"He still does not look old."
Translation:Han ser fortfarande inte gammal ut.
se on its own just means see. se ut is a particle verb, ut must be stressed, and together it means 'look' like in 'what you look like'. Unfortunately the verb and its particle are easily parted, like here, adverbs generally go between them, so it's easy to miss that this is one verb consisting of two words.
It's an adjective. The adverb would be gammalt, but you can only use the adjective here. To be more specific, it's a predicative expression. you can read more about the category here: https://en.wikipedia.org/wiki/Predicative_expression
Here is another source for information about predicate adjectives, which includes this list "of verbs that act as linking verbs only when followed by an adjective. When followed by a noun, these verbs are action verbs."

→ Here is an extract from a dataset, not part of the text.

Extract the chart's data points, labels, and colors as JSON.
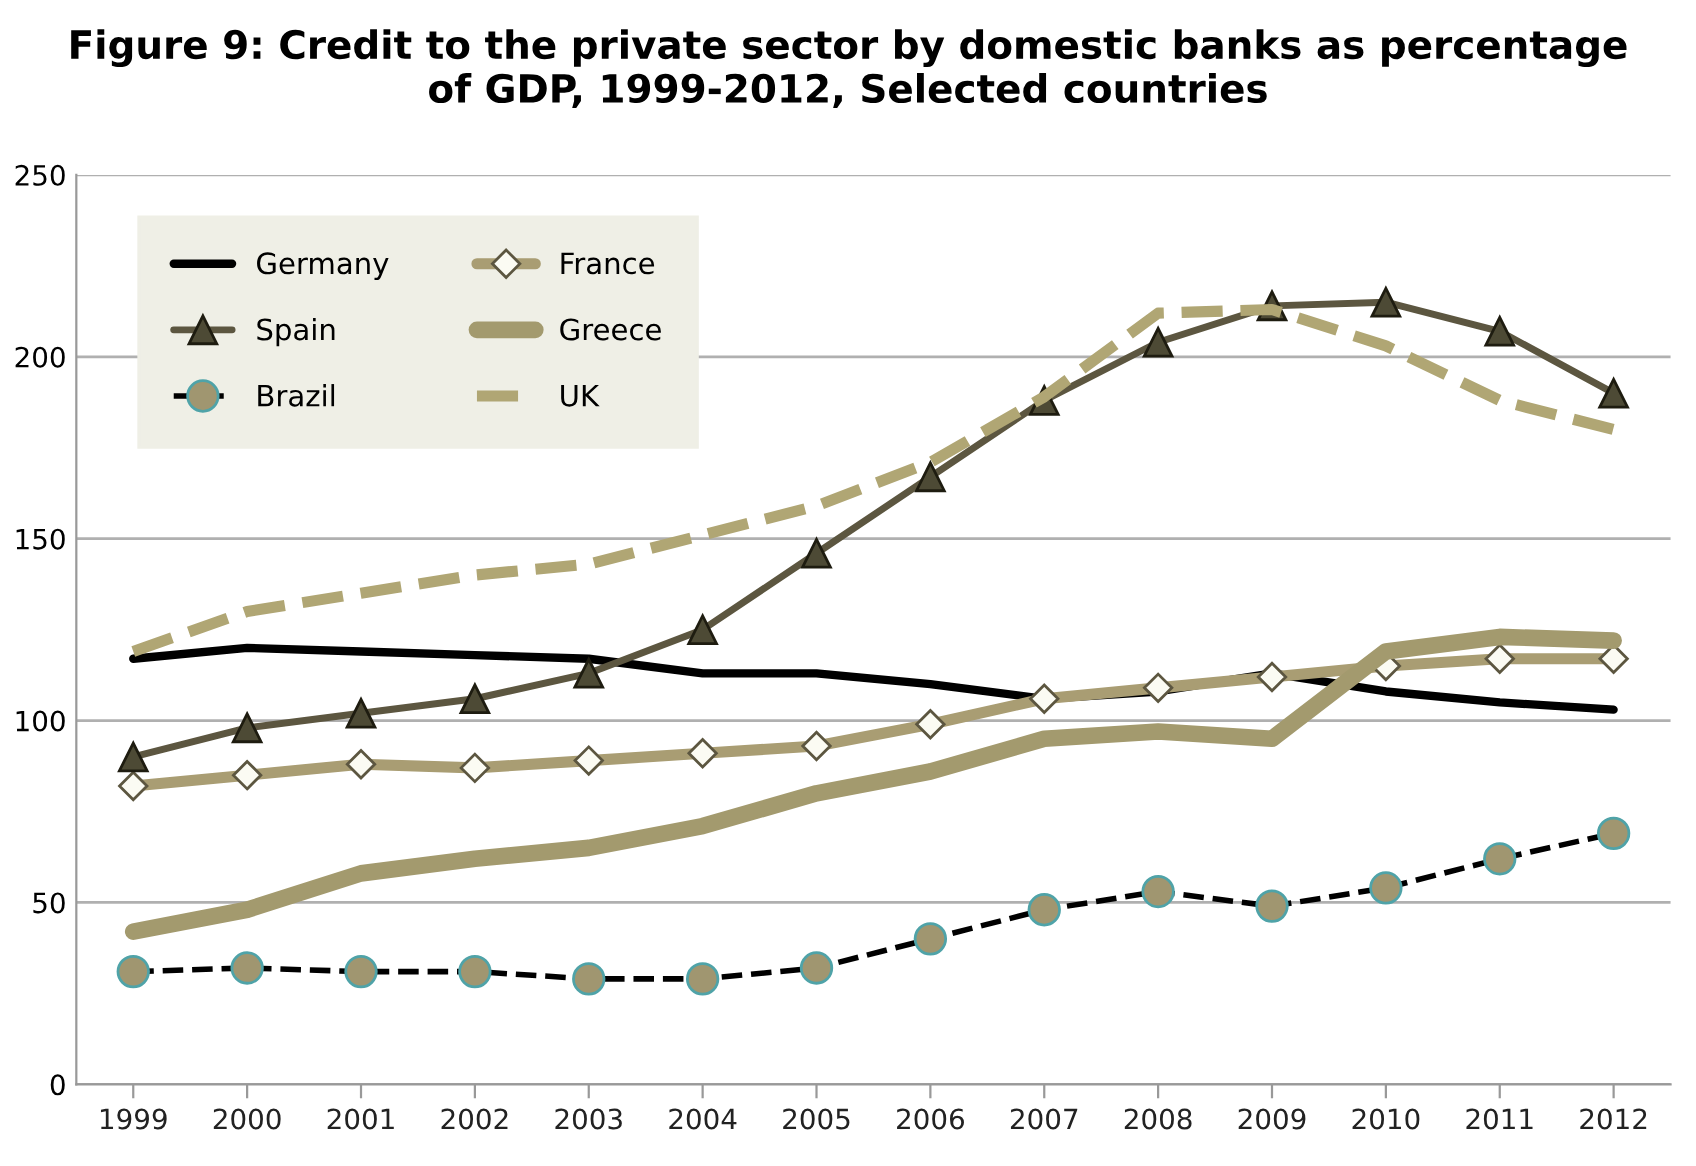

There are rules, but they are pretty complex. Here's a good page that explains it, unfortunately only in Swedish. http://www.student.umu.se/under-studietiden/studieverkstad/skriftliga-uppgifter/skrivrad-och-sprakhjalp/ordfoljd-i-huvudsatser-och-bisatser/#
Thanks. If I managed to learn German adjective declination (http://cs617328.vk.me/v617328457/5cc4/F6VXY5Vsb90.jpg) I think I can learn anything XD
Since "Ser ut som" = "To look like" shouldn't be "Ser ut [something]" = "To look [something]"? If this is the case i should translate "He looks old" as "Han ser ut gammal"
Or, maybe, "ser ut som" is just a set expression to say "to look like" and i should use the following structure "Ser [something] ut" for all the other cases, translating the sentence "He looks old" ad "Han ser gammal ut".
Could someone save me from my cluelessness?